Bagaimana Mencegah Korupsi

Catherwood masih optimis korupsi bisa dicegah atau paling tidak dikurangi. Setiap orang harus berjuang untuk memiliki sikap jujur, terutama memiliki kejujuran publik. Sebagai contoh orang harus jujur dalam membayar pajak, jujur dalam upayanya memperoleh gelar kesarjanaan dan jujur dalam berbisnis. Sebaliknya, semua institusi, termasuk gereja dan pemerintah, harus jujur dalam pengelolaan keuangan. Hukum harus ditegakkan. Undang-undang Perampasan Aset Korupsi harus segera dibuat dan diimplementasikan.
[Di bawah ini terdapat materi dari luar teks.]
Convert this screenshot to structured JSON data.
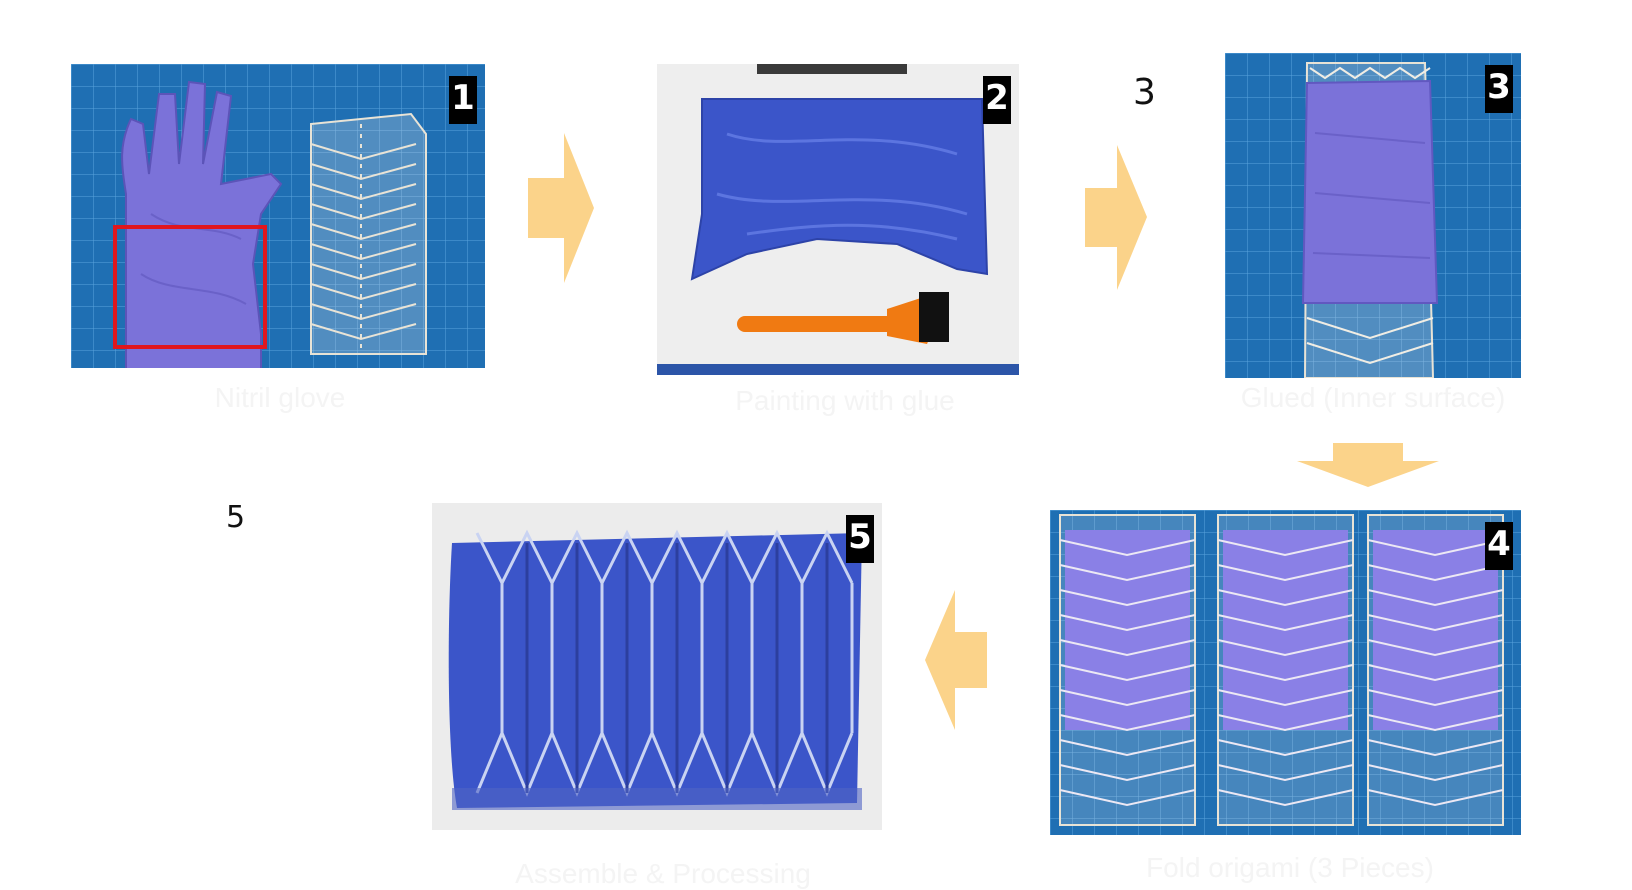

Tantangan terbesar adalah mengimplementasikan nilai-nilai agama seperti kejujuran dan integritas dalam sistem pemerintahan dan dalam budaya masyarakat.

 

Khusus untuk orang Kristen, Catherwood sampaikan tafsiran menarik tentang garam dan terang dunia. Sebagai garam kita harus mencegah korupsi. Sebagai terang kita harus memberi teladan bertindak dengan jujur dan penuh integritas. Akhirnya, Catherwood akui bahwa korupsi itu seperti pandemi. Ia tidak bisa ditangani sendirian. Butuh dukungan dan jejaring moral dan spiritual dari para professional, bisnisman, aparat hukum, politisi serta masyarakat seluruh dunia. Hanya melalui komitmen bersama korupsi bisa dikurangi. Bila kita gagal memeranginya, hancurlah kita!